|By Kevin Collison, The Kansas City Star,
Mo.McClatchy-Tribune Regional News
Aug. 4, 2007--The developer of the historic Freight House building, home of three upscale restaurants, wants to complete his original plan by building a 21-story hotel and garage nearby.
Dan Clothier said a hotel was part of the draft redevelopment concept when the 120-year-old Freight House was renovated 10 years ago. The brick landmark at 101 W. 22nd St. in the heart of the Crossroads Arts District now houses City Tavern, which Clothier owns, as well as Lidia's Kansas City and Fiorella's Jack Stack Barbecue.
"We withdrew the hotel mainly because we had some trepidation about the future of the market in Kansas City at that time," Clothier said Friday. "The first quarter of last year we saw an uptick in hotel occupancy and decided to dust off our plans."
The proposed hotel would be east of the Freight House and face the Main Street viaduct. The hotel would have its entrance on Main, and the 260-space garage would have access both from Main and the surface parking lot that serves the Freight House restaurants.
The plan calls for an 18-story hotel tower atop a three-level garage. The tower would accommodate up to 200 hotel rooms or a combination of 160 hotel rooms and 25 residential condominiums.
No restaurant would be included in the hotel, and in fact one of the hoped-for outcomes would be bringing additional business to the nearby Freight House restaurants. Clothier said new business would be helpful as the Freight House establishments prepare for new rivals in the Power & Light District being built downtown.

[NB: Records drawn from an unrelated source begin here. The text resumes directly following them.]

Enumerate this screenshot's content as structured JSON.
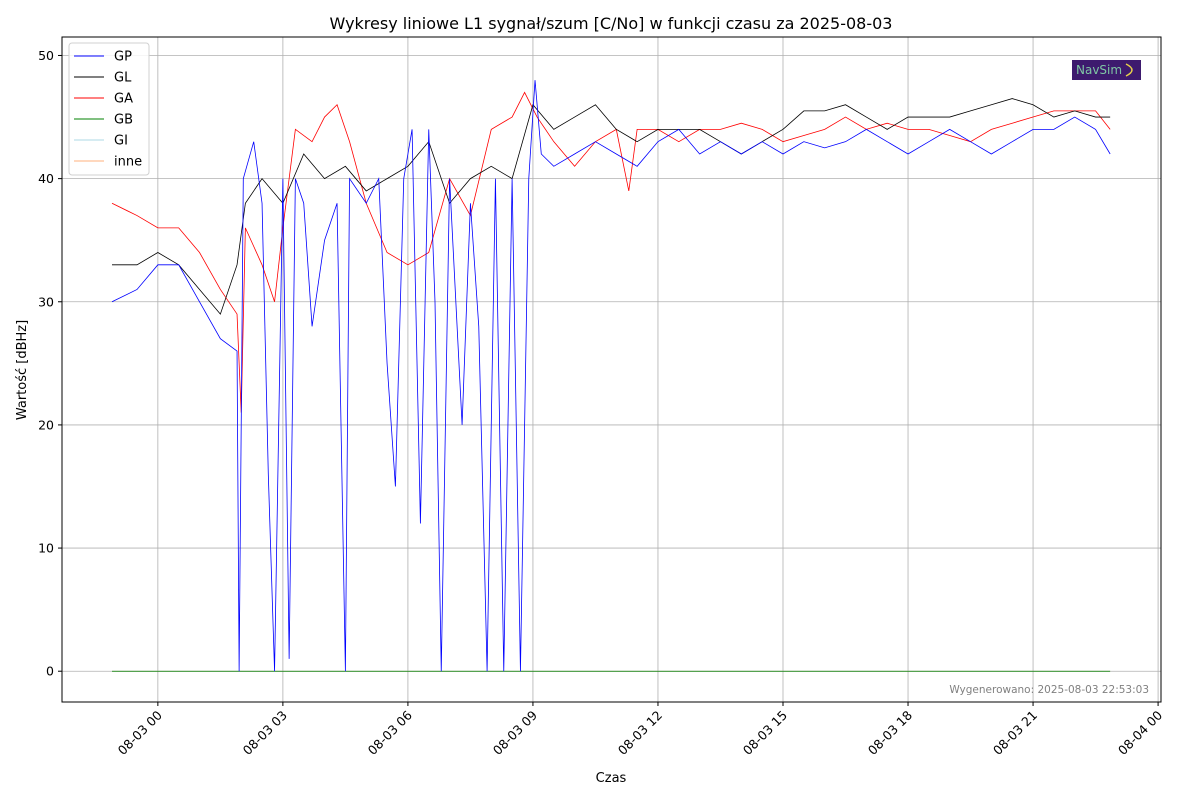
{
  "chart_data": {
    "type": "line",
    "title": "Wykresy liniowe L1 sygnał/szum [C/No] w funkcji czasu za 2025-08-03",
    "xlabel": "Czas",
    "ylabel": "Wartość [dBHz]",
    "x_unit": "hours relative to 2025-08-03 00:00",
    "xlim": [
      -2.3,
      24.07
    ],
    "ylim": [
      -2.5,
      51.5
    ],
    "grid": true,
    "legend_position": "top-left",
    "x_ticks": [
      {
        "value": 0,
        "label": "08-03 00"
      },
      {
        "value": 3,
        "label": "08-03 03"
      },
      {
        "value": 6,
        "label": "08-03 06"
      },
      {
        "value": 9,
        "label": "08-03 09"
      },
      {
        "value": 12,
        "label": "08-03 12"
      },
      {
        "value": 15,
        "label": "08-03 15"
      },
      {
        "value": 18,
        "label": "08-03 18"
      },
      {
        "value": 21,
        "label": "08-03 21"
      },
      {
        "value": 24,
        "label": "08-04 00"
      }
    ],
    "y_ticks": [
      {
        "value": 0,
        "label": "0"
      },
      {
        "value": 10,
        "label": "10"
      },
      {
        "value": 20,
        "label": "20"
      },
      {
        "value": 30,
        "label": "30"
      },
      {
        "value": 40,
        "label": "40"
      },
      {
        "value": 50,
        "label": "50"
      }
    ],
    "series": [
      {
        "name": "GP",
        "color": "#0000ff",
        "points": [
          [
            -1.1,
            30
          ],
          [
            -0.5,
            31
          ],
          [
            0,
            33
          ],
          [
            0.5,
            33
          ],
          [
            1,
            30
          ],
          [
            1.5,
            27
          ],
          [
            1.9,
            26
          ],
          [
            1.95,
            0
          ],
          [
            2.05,
            40
          ],
          [
            2.3,
            43
          ],
          [
            2.5,
            38
          ],
          [
            2.65,
            16
          ],
          [
            2.8,
            0
          ],
          [
            3.0,
            40
          ],
          [
            3.15,
            1
          ],
          [
            3.3,
            40
          ],
          [
            3.5,
            38
          ],
          [
            3.7,
            28
          ],
          [
            4,
            35
          ],
          [
            4.3,
            38
          ],
          [
            4.5,
            0
          ],
          [
            4.6,
            40
          ],
          [
            5,
            38
          ],
          [
            5.3,
            40
          ],
          [
            5.5,
            25
          ],
          [
            5.7,
            15
          ],
          [
            5.9,
            40
          ],
          [
            6.1,
            44
          ],
          [
            6.3,
            12
          ],
          [
            6.5,
            44
          ],
          [
            6.65,
            30
          ],
          [
            6.8,
            0
          ],
          [
            7,
            40
          ],
          [
            7.3,
            20
          ],
          [
            7.5,
            38
          ],
          [
            7.7,
            28
          ],
          [
            7.9,
            0
          ],
          [
            8.1,
            40
          ],
          [
            8.3,
            0
          ],
          [
            8.5,
            40
          ],
          [
            8.7,
            0
          ],
          [
            8.9,
            40
          ],
          [
            9.05,
            48
          ],
          [
            9.2,
            42
          ],
          [
            9.5,
            41
          ],
          [
            10,
            42
          ],
          [
            10.5,
            43
          ],
          [
            11,
            42
          ],
          [
            11.5,
            41
          ],
          [
            12,
            43
          ],
          [
            12.5,
            44
          ],
          [
            13,
            42
          ],
          [
            13.5,
            43
          ],
          [
            14,
            42
          ],
          [
            14.5,
            43
          ],
          [
            15,
            42
          ],
          [
            15.5,
            43
          ],
          [
            16,
            42.5
          ],
          [
            16.5,
            43
          ],
          [
            17,
            44
          ],
          [
            17.5,
            43
          ],
          [
            18,
            42
          ],
          [
            18.5,
            43
          ],
          [
            19,
            44
          ],
          [
            19.5,
            43
          ],
          [
            20,
            42
          ],
          [
            20.5,
            43
          ],
          [
            21,
            44
          ],
          [
            21.5,
            44
          ],
          [
            22,
            45
          ],
          [
            22.5,
            44
          ],
          [
            22.85,
            42
          ]
        ]
      },
      {
        "name": "GL",
        "color": "#000000",
        "points": [
          [
            -1.1,
            33
          ],
          [
            -0.5,
            33
          ],
          [
            0,
            34
          ],
          [
            0.5,
            33
          ],
          [
            1,
            31
          ],
          [
            1.5,
            29
          ],
          [
            1.9,
            33
          ],
          [
            2.1,
            38
          ],
          [
            2.5,
            40
          ],
          [
            3,
            38
          ],
          [
            3.5,
            42
          ],
          [
            4,
            40
          ],
          [
            4.5,
            41
          ],
          [
            5,
            39
          ],
          [
            5.5,
            40
          ],
          [
            6,
            41
          ],
          [
            6.5,
            43
          ],
          [
            7,
            38
          ],
          [
            7.5,
            40
          ],
          [
            8,
            41
          ],
          [
            8.5,
            40
          ],
          [
            9,
            46
          ],
          [
            9.5,
            44
          ],
          [
            10,
            45
          ],
          [
            10.5,
            46
          ],
          [
            11,
            44
          ],
          [
            11.5,
            43
          ],
          [
            12,
            44
          ],
          [
            12.5,
            44
          ],
          [
            13,
            44
          ],
          [
            13.5,
            43
          ],
          [
            14,
            42
          ],
          [
            14.5,
            43
          ],
          [
            15,
            44
          ],
          [
            15.5,
            45.5
          ],
          [
            16,
            45.5
          ],
          [
            16.5,
            46
          ],
          [
            17,
            45
          ],
          [
            17.5,
            44
          ],
          [
            18,
            45
          ],
          [
            18.5,
            45
          ],
          [
            19,
            45
          ],
          [
            19.5,
            45.5
          ],
          [
            20,
            46
          ],
          [
            20.5,
            46.5
          ],
          [
            21,
            46
          ],
          [
            21.5,
            45
          ],
          [
            22,
            45.5
          ],
          [
            22.5,
            45
          ],
          [
            22.85,
            45
          ]
        ]
      },
      {
        "name": "GA",
        "color": "#ff0000",
        "points": [
          [
            -1.1,
            38
          ],
          [
            -0.5,
            37
          ],
          [
            0,
            36
          ],
          [
            0.5,
            36
          ],
          [
            1,
            34
          ],
          [
            1.5,
            31
          ],
          [
            1.9,
            29
          ],
          [
            2.0,
            21
          ],
          [
            2.1,
            36
          ],
          [
            2.5,
            33
          ],
          [
            2.8,
            30
          ],
          [
            3,
            36
          ],
          [
            3.3,
            44
          ],
          [
            3.7,
            43
          ],
          [
            4,
            45
          ],
          [
            4.3,
            46
          ],
          [
            4.6,
            43
          ],
          [
            5,
            38
          ],
          [
            5.5,
            34
          ],
          [
            6,
            33
          ],
          [
            6.5,
            34
          ],
          [
            7,
            40
          ],
          [
            7.5,
            37
          ],
          [
            8,
            44
          ],
          [
            8.5,
            45
          ],
          [
            8.8,
            47
          ],
          [
            9.1,
            45
          ],
          [
            9.5,
            43
          ],
          [
            10,
            41
          ],
          [
            10.5,
            43
          ],
          [
            11,
            44
          ],
          [
            11.3,
            39
          ],
          [
            11.5,
            44
          ],
          [
            12,
            44
          ],
          [
            12.5,
            43
          ],
          [
            13,
            44
          ],
          [
            13.5,
            44
          ],
          [
            14,
            44.5
          ],
          [
            14.5,
            44
          ],
          [
            15,
            43
          ],
          [
            15.5,
            43.5
          ],
          [
            16,
            44
          ],
          [
            16.5,
            45
          ],
          [
            17,
            44
          ],
          [
            17.5,
            44.5
          ],
          [
            18,
            44
          ],
          [
            18.5,
            44
          ],
          [
            19,
            43.5
          ],
          [
            19.5,
            43
          ],
          [
            20,
            44
          ],
          [
            20.5,
            44.5
          ],
          [
            21,
            45
          ],
          [
            21.5,
            45.5
          ],
          [
            22,
            45.5
          ],
          [
            22.5,
            45.5
          ],
          [
            22.85,
            44
          ]
        ]
      },
      {
        "name": "GB",
        "color": "#008000",
        "points": [
          [
            -1.1,
            0
          ],
          [
            22.85,
            0
          ]
        ]
      },
      {
        "name": "GI",
        "color": "#add8e6",
        "points": [
          [
            -1.1,
            0
          ],
          [
            22.85,
            0
          ]
        ]
      },
      {
        "name": "inne",
        "color": "#ffb07c",
        "points": [
          [
            -1.1,
            0
          ],
          [
            22.85,
            0
          ]
        ]
      }
    ],
    "annotations": {
      "generated": "Wygenerowano: 2025-08-03 22:53:03",
      "logo": "NavSim"
    }
  }
}
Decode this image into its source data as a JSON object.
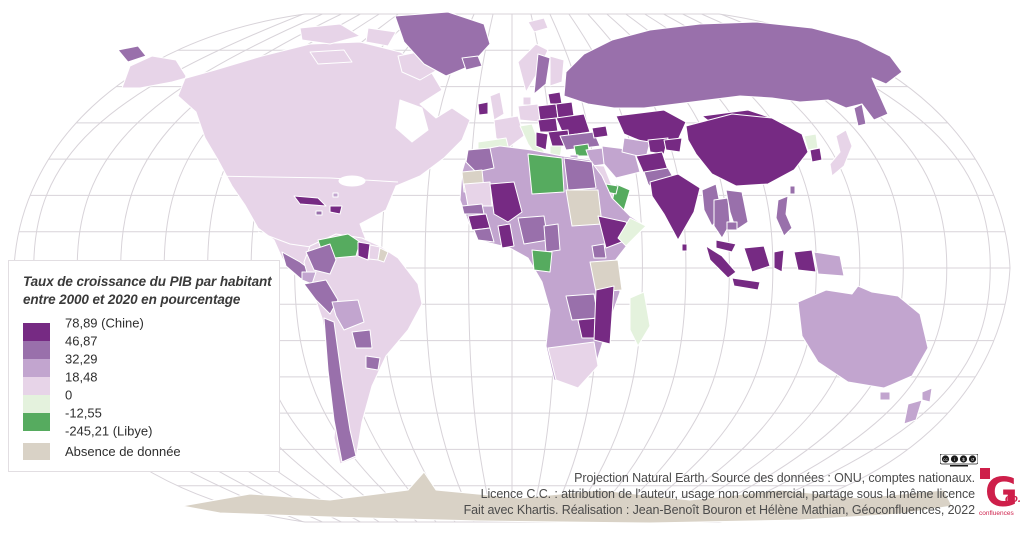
{
  "palette": {
    "bin1": "#762a83",
    "bin2": "#9970ab",
    "bin3": "#c2a5cf",
    "bin4": "#e7d4e8",
    "bin5": "#e4f2dd",
    "bin6": "#56ab5f",
    "no_data": "#d9d2c6",
    "graticule": "#d8d3d9",
    "attr": "#4b4b4b",
    "logo_red": "#ce1f4a"
  },
  "legend": {
    "title_line1": "Taux de croissance du PIB par habitant",
    "title_line2": "entre 2000 et 2020 en pourcentage",
    "break_labels": [
      "78,89 (Chine)",
      "46,87",
      "32,29",
      "18,48",
      "0",
      "-12,55",
      "-245,21 (Libye)"
    ],
    "no_data_label": "Absence de donnée"
  },
  "attribution": {
    "line1": "Projection Natural Earth. Source des données : ONU, comptes nationaux.",
    "line2": "Licence C.C. : attribution de l'auteur, usage non commercial, partage sous la même licence",
    "line3": "Fait avec Khartis. Réalisation : Jean-Benoît Bouron et Hélène Mathian, Géoconfluences, 2022"
  },
  "cc_badge": {
    "icons": [
      "cc",
      "by",
      "nc",
      "sa"
    ]
  },
  "logo": {
    "g": "G",
    "eo": "éo.",
    "sub": "confluences"
  },
  "chart_data": {
    "type": "choropleth_map",
    "title": "Taux de croissance du PIB par habitant entre 2000 et 2020 en pourcentage",
    "unit": "pourcentage",
    "projection": "Natural Earth",
    "source": "ONU, comptes nationaux",
    "breaks": [
      78.89,
      46.87,
      32.29,
      18.48,
      0,
      -12.55,
      -245.21
    ],
    "bins": [
      {
        "range": "46,87 à 78,89",
        "color": "#762a83"
      },
      {
        "range": "32,29 à 46,87",
        "color": "#9970ab"
      },
      {
        "range": "18,48 à 32,29",
        "color": "#c2a5cf"
      },
      {
        "range": "0 à 18,48",
        "color": "#e7d4e8"
      },
      {
        "range": "-12,55 à 0",
        "color": "#e4f2dd"
      },
      {
        "range": "-245,21 à -12,55",
        "color": "#56ab5f"
      }
    ],
    "no_data": {
      "label": "Absence de donnée",
      "color": "#d9d2c6"
    },
    "extremes": {
      "max_country": "Chine",
      "max_value": 78.89,
      "min_country": "Libye",
      "min_value": -245.21
    },
    "legend_position": "left-middle"
  }
}
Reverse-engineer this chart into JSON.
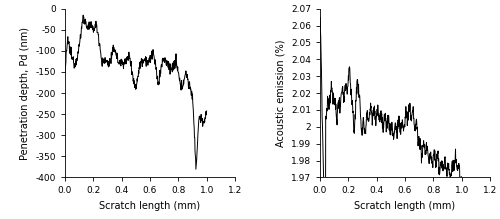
{
  "left": {
    "xlabel": "Scratch length (mm)",
    "ylabel": "Penetration depth, Pd (nm)",
    "xlim": [
      0,
      1.2
    ],
    "ylim": [
      -400,
      0
    ],
    "yticks": [
      0,
      -50,
      -100,
      -150,
      -200,
      -250,
      -300,
      -350,
      -400
    ],
    "ytick_labels": [
      "0",
      "-50",
      "-100",
      "-150",
      "-200",
      "-250",
      "-300",
      "-350",
      "-400"
    ],
    "xticks": [
      0,
      0.2,
      0.4,
      0.6,
      0.8,
      1.0,
      1.2
    ]
  },
  "right": {
    "xlabel": "Scratch length (mm)",
    "ylabel": "Acoustic emission (%)",
    "xlim": [
      0,
      1.2
    ],
    "ylim": [
      1.97,
      2.07
    ],
    "yticks": [
      1.97,
      1.98,
      1.99,
      2.0,
      2.01,
      2.02,
      2.03,
      2.04,
      2.05,
      2.06,
      2.07
    ],
    "ytick_labels": [
      "1.97",
      "1.98",
      "1.99",
      "2",
      "2.01",
      "2.02",
      "2.03",
      "2.04",
      "2.05",
      "2.06",
      "2.07"
    ],
    "xticks": [
      0,
      0.2,
      0.4,
      0.6,
      0.8,
      1.0,
      1.2
    ]
  },
  "line_color": "#000000",
  "line_width": 0.7,
  "background_color": "#ffffff",
  "tick_labelsize": 6.5,
  "label_fontsize": 7.0
}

"With all the new projects coming to Kansas City's central business district, the Freight House restaurants will have to fight hard to remain viable in the face of increased competition," he said.
A rezoning request is to be considered Aug. 21 by the City Plan Commission for the $38 million proposal. The developer also is asking for the Freight House to be divided into three units to allow each restaurant to own and manage its property, and form a condominium association.
Clothier plans to maintain ownership of City Tavern and develop the proposed hotel and garage. He plans to seek tax increment financing for the garage, which is expected to cost $8 million to $9 million. TIF allows a developer to divert part of the net new taxes generated by a project to reimburse the extraordinary costs.
In seeking TIF, Clothier acknowledged he was in controversial territory but said it would be a "pay as you go" plan in which he would assume all the risk in repaying the financing. The city's tax incentive policies are currently the subject of a review ordered by Mayor Mark Funkhouser.
Clothier's plan calls for the existing TIF plan to be used to help renovate the Freight House, known as the 22nd and Main TIF, to be extended 10 years beyond its 2020 expiration date to assist the hotel's garage, and also use some of the new revenues expected to be generated by the hotel itself.
The TIF currently generates $200,000 annually in net new revenues for local governments after covering the TIF costs, he said.
The developer said the proposed hotel should not be a cause for concern for advocates of a new convention center hotel.
A study has recommended that a 1,000-room hotel be built in the next few years near Bartle Hall. There have been concerns that continuing to subsidize the construction of smaller hotels downtown would make that goal more difficult.
Clothier said his project would be a milelong walk from the convention center. He also said it was not seeking new tax increment assistance, but only extending the original Freight House TIF.
Bill Lucas, president of Crown Center Redevelopment and chairman of a Kansas City Convention & Visitors Association task force examining the issue of a new 1,000-room convention center hotel, challenged Clothier's proposal, saying it would not help attract more business to the community. Crown Center is home to the Westin Crown Center and the Hyatt Regency Crown Center.
"I feel fairly certain the (visitors association) and Hotel-Motel Association would be opposed to a further TIF," Lucas said. "If we do anything, it should be supporting something that moves the dial here, and this doesn't create demand. As long as it's not creating new demand, it takes away from others."
Clothier envisions the proposed hotel as an extended-stay operation similar to a Resi dence Inn or Homestead Suites that would serve guests coming to such nearby facilities as the Federal Reserve Bank of Kansas City and the new Internal Revenue Service Processing Center on West Pershing Road, or tourists to Liberty Memorial and Union Station.
Should the rezoning move forward, Clothier plans to seek a co-developer for the project and would like to submit an application to the TIF Commission this winter. An operator and final concept also would be identified by then. The project architect is Shaw Hofstra + Associates.